Пытаясь собраться с расплавившимися на солнце мыслями, я судорожно пробегаю глазами по двору, пытаясь найти хоть что-то, опровергающее мою страшную фантазию… Нет, все в порядке: вон женщина выбивает ковер — и именно этот звук создавал такой странный шумовой фон в моей голове. А вон и дети, чей бесплотный смех так напугал меня. А вон маленький мужчина с большой собакой, а вон высокая прямая девушка — стоит и машет мне. Это моя сестра. Да, теперь я наконец вспомнила: мы договорились встретиться около дома № 84, чтобы пойти в гости к людям, с которыми она хочет меня познакомить. Сестра выглядит сердитой, но все-таки я вижу волнение и тревогу, которые она прячет за маской недовольства. Волнение и тревога за меня. И впервые за много лет меня это не раздражает — я чувствую что-то вроде признательности. Только теперь заметила, что у меня за плечами гитара.

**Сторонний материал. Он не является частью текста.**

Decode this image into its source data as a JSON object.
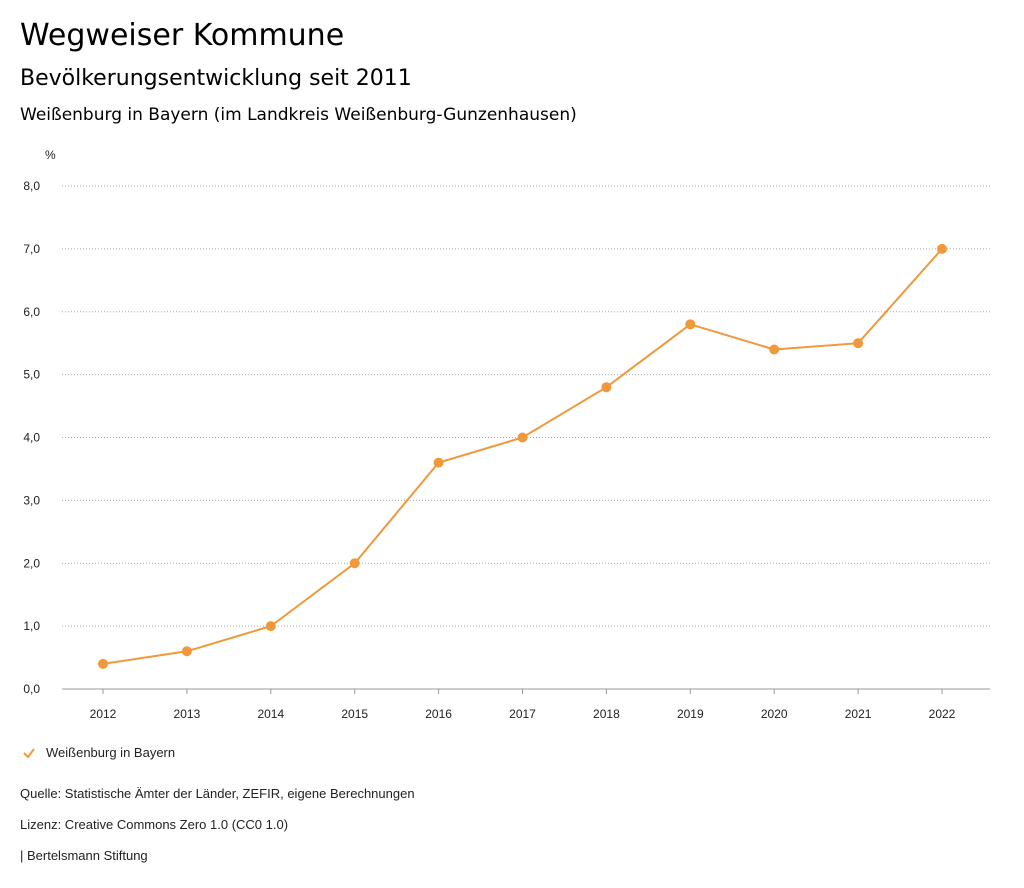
{
  "header": {
    "title": "Wegweiser Kommune",
    "subtitle": "Bevölkerungsentwicklung seit 2011",
    "place": "Weißenburg in Bayern (im Landkreis Weißenburg-Gunzenhausen)"
  },
  "chart_data": {
    "type": "line",
    "title": "Bevölkerungsentwicklung seit 2011",
    "ylabel": "%",
    "xlabel": "",
    "ylim": [
      0,
      8
    ],
    "yticks": [
      "0,0",
      "1,0",
      "2,0",
      "3,0",
      "4,0",
      "5,0",
      "6,0",
      "7,0",
      "8,0"
    ],
    "categories": [
      "2012",
      "2013",
      "2014",
      "2015",
      "2016",
      "2017",
      "2018",
      "2019",
      "2020",
      "2021",
      "2022"
    ],
    "series": [
      {
        "name": "Weißenburg in Bayern",
        "color": "#f0983a",
        "values": [
          0.4,
          0.6,
          1.0,
          2.0,
          3.6,
          4.0,
          4.8,
          5.8,
          5.4,
          5.5,
          7.0
        ]
      }
    ],
    "grid": true,
    "legend_position": "bottom-left"
  },
  "legend": {
    "label": "Weißenburg in Bayern"
  },
  "footer": {
    "source": "Quelle: Statistische Ämter der Länder, ZEFIR, eigene Berechnungen",
    "license": "Lizenz: Creative Commons Zero 1.0 (CC0 1.0)",
    "publisher": "| Bertelsmann Stiftung"
  }
}
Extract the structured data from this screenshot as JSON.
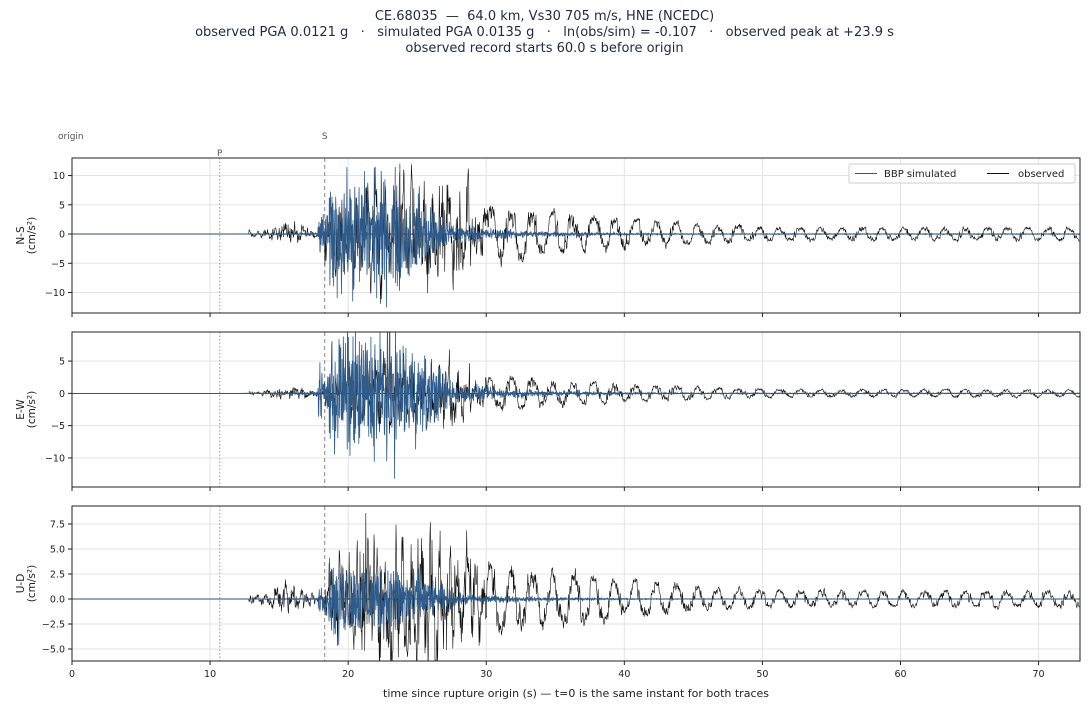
{
  "title": {
    "line1": "CE.68035  —  64.0 km, Vs30 705 m/s, HNE (NCEDC)",
    "line2": "observed PGA 0.0121 g   ·   simulated PGA 0.0135 g   ·   ln(obs/sim) = -0.107   ·   observed peak at +23.9 s",
    "line3": "observed record starts 60.0 s before origin"
  },
  "markers": {
    "origin_label": "origin",
    "p_label": "P",
    "s_label": "S",
    "p_time": 10.7,
    "s_time": 18.3
  },
  "colors": {
    "simulated": "#2f5b8a",
    "observed": "#111111",
    "grid": "#e3e3e3",
    "marker_p": "#9a9a9a",
    "marker_s": "#8a8a8a"
  },
  "chart_data": {
    "type": "line",
    "xlabel": "time since rupture origin (s)   —   t=0 is the same instant for both traces",
    "xlim": [
      0,
      73
    ],
    "xticks": [
      0,
      10,
      20,
      30,
      40,
      50,
      60,
      70
    ],
    "legend": {
      "placement": "top-right",
      "entries": [
        "BBP simulated",
        "observed"
      ]
    },
    "panels": [
      {
        "ylabel": "N-S",
        "yunit": "(cm/s²)",
        "ylim": [
          -13.5,
          13
        ],
        "yticks": [
          -10,
          -5,
          0,
          5,
          10
        ],
        "ytick_labels": [
          "−10",
          "−5",
          "0",
          "5",
          "10"
        ],
        "observed_peak": 12.0,
        "simulated_peak": -12.5
      },
      {
        "ylabel": "E-W",
        "yunit": "(cm/s²)",
        "ylim": [
          -14.5,
          9.5
        ],
        "yticks": [
          -10,
          -5,
          0,
          5
        ],
        "ytick_labels": [
          "−10",
          "−5",
          "0",
          "5"
        ],
        "observed_peak": 6.8,
        "simulated_peak": -13.2
      },
      {
        "ylabel": "U-D",
        "yunit": "(cm/s²)",
        "ylim": [
          -6.2,
          9.3
        ],
        "yticks": [
          -5.0,
          -2.5,
          0.0,
          2.5,
          5.0,
          7.5
        ],
        "ytick_labels": [
          "−5.0",
          "−2.5",
          "0.0",
          "2.5",
          "5.0",
          "7.5"
        ],
        "observed_peak": 8.6,
        "simulated_peak": -4.6
      }
    ],
    "grid": true
  }
}
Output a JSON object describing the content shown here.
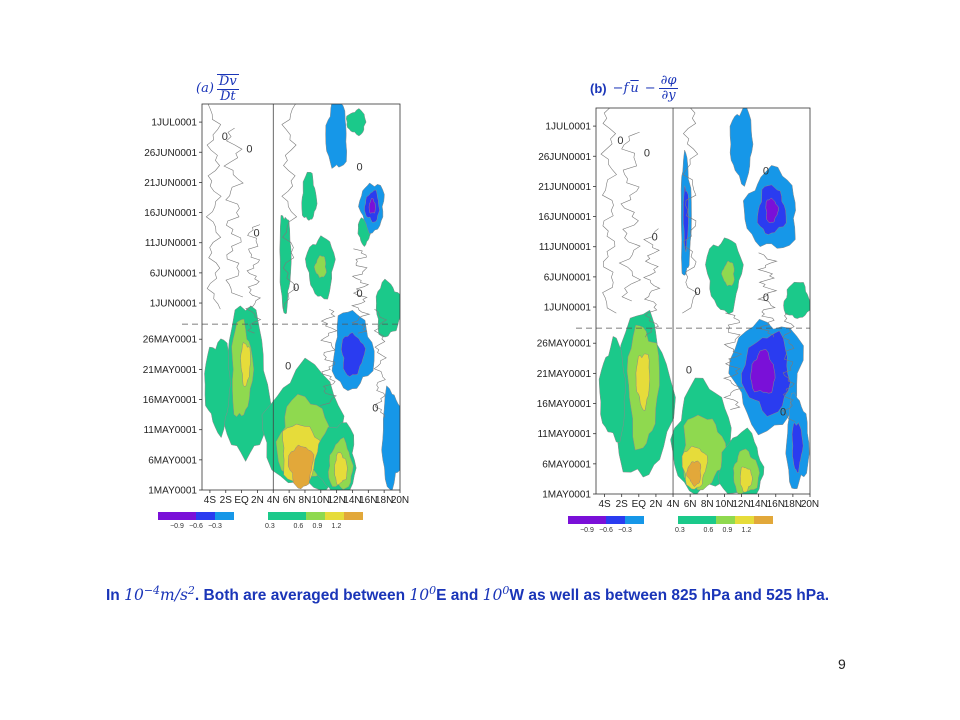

Мы заходим в подъезд, и я ощущаю приятное волнение. Приятное в силу своей конкретности и обоснованности: мне предстоит встреча с незнакомыми людьми, которые могут принять, а могут и не принять меня в свой круг.
Теперь я ее вижу только во сне, и то все реже. И почти не бешусь, когда Марго вкрадчиво расспрашивает о ней, о нас, о моих воспоминаниях и снах, — в конце концов, это ее работа. Мне ничто не мешает наврать ей с три короба — пусть успокоит стариков, а то они аж поседели, пока пытались вытащить меня
Я бы давно послала ее ко всем чертям, но каждый раз, когда собираюсь в лицо озвучить все свои мысли по поводу ее терапии, воздух вокруг вдруг наполняется запахом сентябрьских костров и сушеных трав, в глаз резко бьет последний закатный луч — и снова мы втроем сидим в сумрачной кухне: папа, мама и я, снова звенящую тишину нарушает лишь далекое карканье ворон да сопенье на три голоса, снова всем нам холодно и одиноко — и ни один не может что-либо изменить…
И пока я вспоминаю наши бесконечные, бессмысленные, по определению безрезультатные «беседы», мне все больше начинает казаться, что какая-то часть меня навеки обречена сидеть в той кухне, и никогда ей не вырваться из тех замурованных стен, потому что и окна там — всего лишь имитация, и вороны — ненастоящие, и даже запах костра — фальшивый, и родители просто манекены, а их застывшие в неизбывной подавленности лица — вечное напоминание об уродливости, неправильности моего внутреннего устройства, о моей вине, которую я осознаю в полной мере,
Даже если бы мне было дано начать жизнь сначала, я бы повторила со стопроцентной точностью все допущенные ошибки. И снова мы сидели бы втроем в этой заколдованной кухне, и снова родители пытались бы скрыть свою боль и разочарование, а меня придавливал к земле невыносимый груз вины — только теперь он стал бы еще тяжелее от осознания, что, имея возможность все исправить, я оставила все как есть.
…В сотый раз в бессильной злобе сжимаю кулаки за спиной и, дослушав до конца исполненную самодовольства отповедь Марго, иду домой, унося с собой неотвязчивый запах костра и сушеных трав. И карканье ворон в ушах так отчетливо, так заунывно-громко — совсем как шум моря, замурованный в раковине…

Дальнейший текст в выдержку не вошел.